The main difference between Colles fracture and Smith fracture is in Colles fracture there is the dorsal displacement of the distal fragment of the radius but in Smith fracture, there is ventral displacement of the distal fragment of the radius. Colles fracture occurs after a fall on an outstretched hand whereas Smith fracture occurs on an inward flexed hand at the wrist joint.

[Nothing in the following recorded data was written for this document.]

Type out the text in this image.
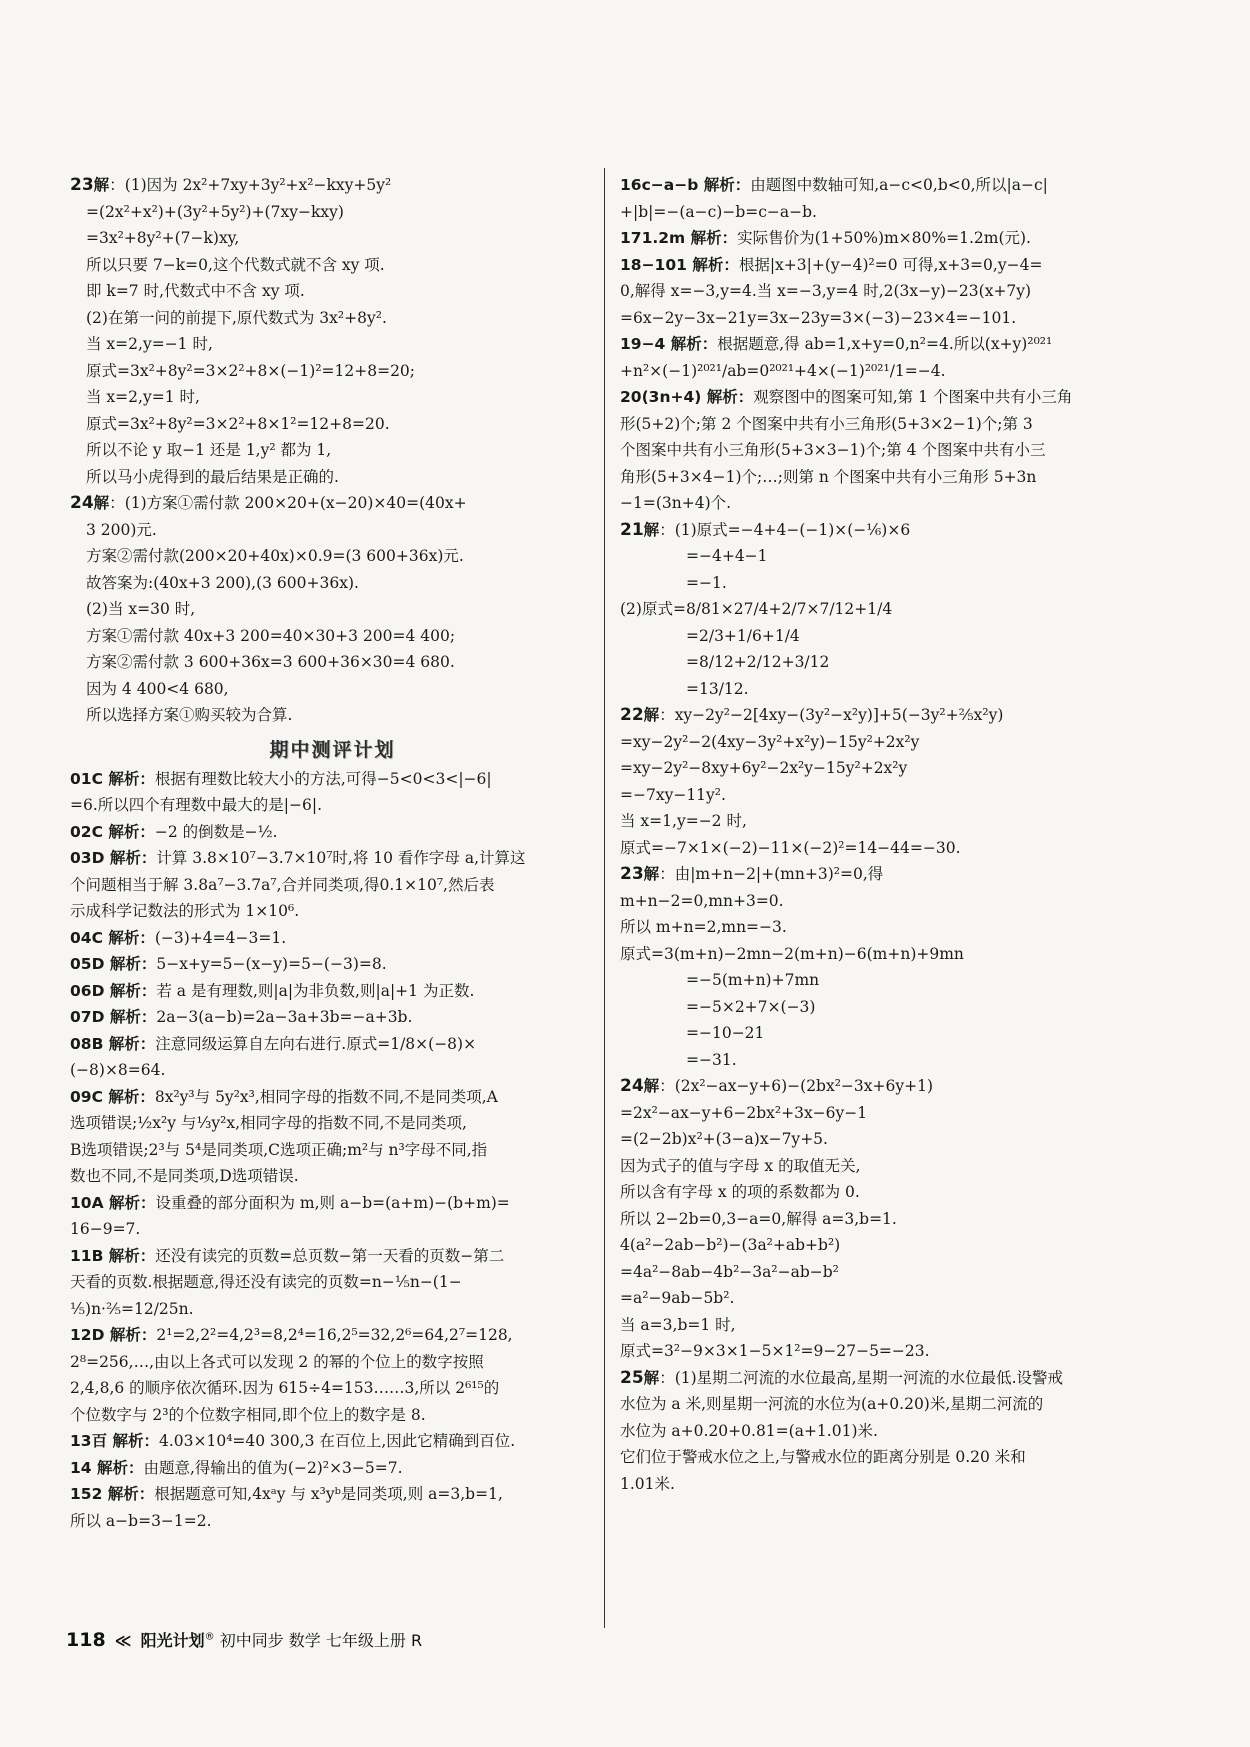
23解：(1)因为 2x²+7xy+3y²+x²−kxy+5y²
=(2x²+x²)+(3y²+5y²)+(7xy−kxy)
=3x²+8y²+(7−k)xy,
所以只要 7−k=0,这个代数式就不含 xy 项.
即 k=7 时,代数式中不含 xy 项.
(2)在第一问的前提下,原代数式为 3x²+8y².
当 x=2,y=−1 时,
原式=3x²+8y²=3×2²+8×(−1)²=12+8=20;
当 x=2,y=1 时,
原式=3x²+8y²=3×2²+8×1²=12+8=20.
所以不论 y 取−1 还是 1,y² 都为 1,
所以马小虎得到的最后结果是正确的.
24解：(1)方案①需付款 200×20+(x−20)×40=(40x+
3 200)元.
方案②需付款(200×20+40x)×0.9=(3 600+36x)元.
故答案为:(40x+3 200),(3 600+36x).
(2)当 x=30 时,
方案①需付款 40x+3 200=40×30+3 200=4 400;
方案②需付款 3 600+36x=3 600+36×30=4 680.
因为 4 400<4 680,
所以选择方案①购买较为合算.
期中测评计划
01C 解析：根据有理数比较大小的方法,可得−5<0<3<|−6|
=6.所以四个有理数中最大的是|−6|.
02C 解析：−2 的倒数是−½.
03D 解析：计算 3.8×10⁷−3.7×10⁷时,将 10 看作字母 a,计算这
个问题相当于解 3.8a⁷−3.7a⁷,合并同类项,得0.1×10⁷,然后表
示成科学记数法的形式为 1×10⁶.
04C 解析：(−3)+4=4−3=1.
05D 解析：5−x+y=5−(x−y)=5−(−3)=8.
06D 解析：若 a 是有理数,则|a|为非负数,则|a|+1 为正数.
07D 解析：2a−3(a−b)=2a−3a+3b=−a+3b.
08B 解析：注意同级运算自左向右进行.原式=1/8×(−8)×
(−8)×8=64.
09C 解析：8x²y³与 5y²x³,相同字母的指数不同,不是同类项,A
选项错误;½x²y 与⅓y²x,相同字母的指数不同,不是同类项,
B选项错误;2³与 5⁴是同类项,C选项正确;m²与 n³字母不同,指
数也不同,不是同类项,D选项错误.
10A 解析：设重叠的部分面积为 m,则 a−b=(a+m)−(b+m)=
16−9=7.
11B 解析：还没有读完的页数=总页数−第一天看的页数−第二
天看的页数.根据题意,得还没有读完的页数=n−⅕n−(1−
⅕)n·⅖=12/25n.
12D 解析：2¹=2,2²=4,2³=8,2⁴=16,2⁵=32,2⁶=64,2⁷=128,
2⁸=256,…,由以上各式可以发现 2 的幂的个位上的数字按照
2,4,8,6 的顺序依次循环.因为 615÷4=153……3,所以 2⁶¹⁵的
个位数字与 2³的个位数字相同,即个位上的数字是 8.
13百 解析：4.03×10⁴=40 300,3 在百位上,因此它精确到百位.
14 解析：由题意,得输出的值为(−2)²×3−5=7.
152 解析：根据题意可知,4xᵃy 与 x³yᵇ是同类项,则 a=3,b=1,
所以 a−b=3−1=2.
16c−a−b 解析：由题图中数轴可知,a−c<0,b<0,所以|a−c|
+|b|=−(a−c)−b=c−a−b.
171.2m 解析：实际售价为(1+50%)m×80%=1.2m(元).
18−101 解析：根据|x+3|+(y−4)²=0 可得,x+3=0,y−4=
0,解得 x=−3,y=4.当 x=−3,y=4 时,2(3x−y)−23(x+7y)
=6x−2y−3x−21y=3x−23y=3×(−3)−23×4=−101.
19−4 解析：根据题意,得 ab=1,x+y=0,n²=4.所以(x+y)²⁰²¹
+n²×(−1)²⁰²¹/ab=0²⁰²¹+4×(−1)²⁰²¹/1=−4.
20(3n+4) 解析：观察图中的图案可知,第 1 个图案中共有小三角
形(5+2)个;第 2 个图案中共有小三角形(5+3×2−1)个;第 3
个图案中共有小三角形(5+3×3−1)个;第 4 个图案中共有小三
角形(5+3×4−1)个;…;则第 n 个图案中共有小三角形 5+3n
−1=(3n+4)个.
21解：(1)原式=−4+4−(−1)×(−⅙)×6
=−4+4−1
=−1.
(2)原式=8/81×27/4+2/7×7/12+1/4
=2/3+1/6+1/4
=8/12+2/12+3/12
=13/12.
22解：xy−2y²−2[4xy−(3y²−x²y)]+5(−3y²+⅖x²y)
=xy−2y²−2(4xy−3y²+x²y)−15y²+2x²y
=xy−2y²−8xy+6y²−2x²y−15y²+2x²y
=−7xy−11y².
当 x=1,y=−2 时,
原式=−7×1×(−2)−11×(−2)²=14−44=−30.
23解：由|m+n−2|+(mn+3)²=0,得
m+n−2=0,mn+3=0.
所以 m+n=2,mn=−3.
原式=3(m+n)−2mn−2(m+n)−6(m+n)+9mn
=−5(m+n)+7mn
=−5×2+7×(−3)
=−10−21
=−31.
24解：(2x²−ax−y+6)−(2bx²−3x+6y+1)
=2x²−ax−y+6−2bx²+3x−6y−1
=(2−2b)x²+(3−a)x−7y+5.
因为式子的值与字母 x 的取值无关,
所以含有字母 x 的项的系数都为 0.
所以 2−2b=0,3−a=0,解得 a=3,b=1.
4(a²−2ab−b²)−(3a²+ab+b²)
=4a²−8ab−4b²−3a²−ab−b²
=a²−9ab−5b².
当 a=3,b=1 时,
原式=3²−9×3×1−5×1²=9−27−5=−23.
25解：(1)星期二河流的水位最高,星期一河流的水位最低.设警戒
水位为 a 米,则星期一河流的水位为(a+0.20)米,星期二河流的
水位为 a+0.20+0.81=(a+1.01)米.
它们位于警戒水位之上,与警戒水位的距离分别是 0.20 米和
1.01米.
118 ≪ 阳光计划® 初中同步 数学 七年级上册 R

Colles fracture Smith’s Fracture
Dorsal displacement & dorsal angulation of distal fragment of radius Ventral displacement & ventral angulation of distal fragment of radius
Lateral displacement & lateral angulation of distal fragment of radius Medial displacement & medial angulation of distal fragment of radius
Supination Supination
Dinner fork Deformity Garden Spade Deformity
Occurs on outstretched hand (Extension) Occurs on inward flexed hand (Flexion)


Difference between Colles fracture and Smith fracture

Colles vs Smith fracture


Barton Fracture: Colles fracture or Smith’s fracture with intra-articular surface involvement is called Barton Fracture.

Monteggia's fracture: It is a fracture of the upper third of the ulna with anterior displacement of the upper fragment of the ulna and anterior dislocation of the radius. In short, Monteggia’s fracture is the proximal ulnar fracture with superior radio-ulnar joint dislocation.

Galeazzi fracture: It is a fracture of the distal 1/3rd end of the radius with dislocation or subluxation of the inferior radioulnar joint. It is due to rotational force causing swelling of the lower forearm; prominent head of ulna; and ulnar nerve injury. 

Bennet's fracture: It is an oblique fracture occurring at the base of 1st metacarpal bone with subluxation of the carpometacarpal joint. A triangular fragment of fractured bone remains in position. If the fracture is T or Y-shaped it is called Rolando's fracture.